El duelo fue rápido. Michel despachó en dos estocadas al guardaespaldas del abogado. Edén Bardin tiraba con sable, arma pasada de moda, y con una esgrima militar tosca pero efectiva y pudo también resolver su enfrentamiento sin incidencias. Colette, al verla, se propuso presentarla al conde de Carbellac, del que sabía sentía un especial cariño por el sable por su tiempo pasado en la Marina Imperial.

*****

Así terminó el turbio asunto tras la muerte de la prometida del archicanciller. Phillipe y otros cabecillas cantaron de plano y se libraron con pequeñas condenas. Hasta el vizconde de Saint-Yves, el abogado, habló. El duque Pinaud había estado detrás de todo, con agentes y dinero. Suya había sido la idea, dejada caer en el oído de Phillipe por intermediación del fraile, de los petardos y de él venían. Como Julien había temido, nada inocentes, con demasiada carga para ser llamados petardos e incluso metralla. Y entre las ropas del sicario oriental habían hallado una cerbatana plegable y un juego de dardos cuyos penachos coincidían con las fibras encontradas por Michel en el cuarto de Adelaïde.

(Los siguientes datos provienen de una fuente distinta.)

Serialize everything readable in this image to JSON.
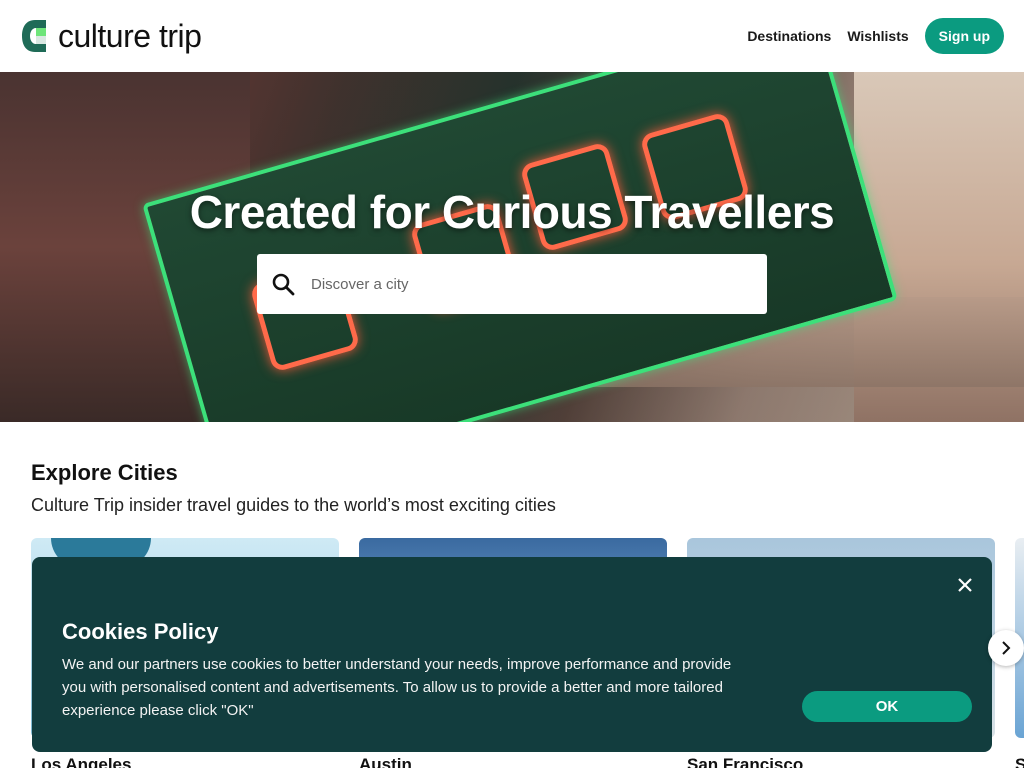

Pinaud escapó antes de que pudieran echarle el guante. Tomó el primer barco que pudo encontrar y buscó refugio en la tierra de sus abuelos, Togarini, para terminar trabajando para la recién formada Alianza Azur.

Para todos, el archicanciller el primero, estaba claro que Pinaud sólo era la mano de la conspiración. Varios nobles llegaron tarde a la catedral esa mañana, lo suficiente para que los revolucionarios hubieran hecho estallar sus petardos. ¿Inocente impuntualidad o…? El archiduque de Saint-March, ministro de exteriores, tampoco acudió, con otros compromisos en la agenda. Pero no había pruebas ni indicios sólidos que los relacionasen.

Por supuesto, nada de esto se hizo público. Adelaïde siguió muerta por una afección cardíaca congénita y el funeral fue triste y tranquilo. Como homenaje a su amada, el archicanciller sacaría adelante las leyes contra el trabajo infantil y por un salario mínimo digno que le había inspirado.

*****

Michel dio el informe al marqués de la Tour d’Azur unos días después. El marqués escuchó en silencio hasta oír la parte del enfrentamiento en las catacumbas, cuando pidió a Michel que describiese al oriental.

—¡Ah, Tenzen! —dijo—. Una lástima su muerte, un asesino muy hábil que nos ha dado muy buenos servicios. Muy astuto Pinaud al contratarlo. Sois todos en verdad muy hábiles para haber salido vivos de tal encuentro.

Michel se escamó.

—¿Hizo Tenzen por vuestra orden…?

El marqués le cortó con un gesto de la mano.

—Bien está lo que bien acaba. La conspiración ha fallado; Pinaud era un extraño, ajeno a nosotros; y Adelaïde había olvidado cuál era su clase. El archicanciller estará melancólico unos meses, pero es joven y encontrará a la joven apropiada y con las ideas adecuadas. Buen trabajo, señor Laffount.

Baile de máscaras, campaña para Ánima Beyond Fantasy 3×02. Con Julien Lafleur d’Aubigne (Alcadizaar) y su hermano Jacques (Aldarion), Colette/Noel Leclair de Dunois (Menxar) y Michel Laffount de Gévaudan (Charlie).

Final de la segunda sesión de esta aventura (recordemos, adaptación libre de Un asesinato en Chaville de Arnau, que pueden encontrar en el mega de la comunidad de Ánima). El enfrentamiento con Tenzen fue muy duro. Yo esperaba sacarlo vivo y convertirlo en enemigo recurrente, pero unas tiradas abiertas de Charlie después de que Jacques diera con sus huesos en el suelo frustraron mis deseos.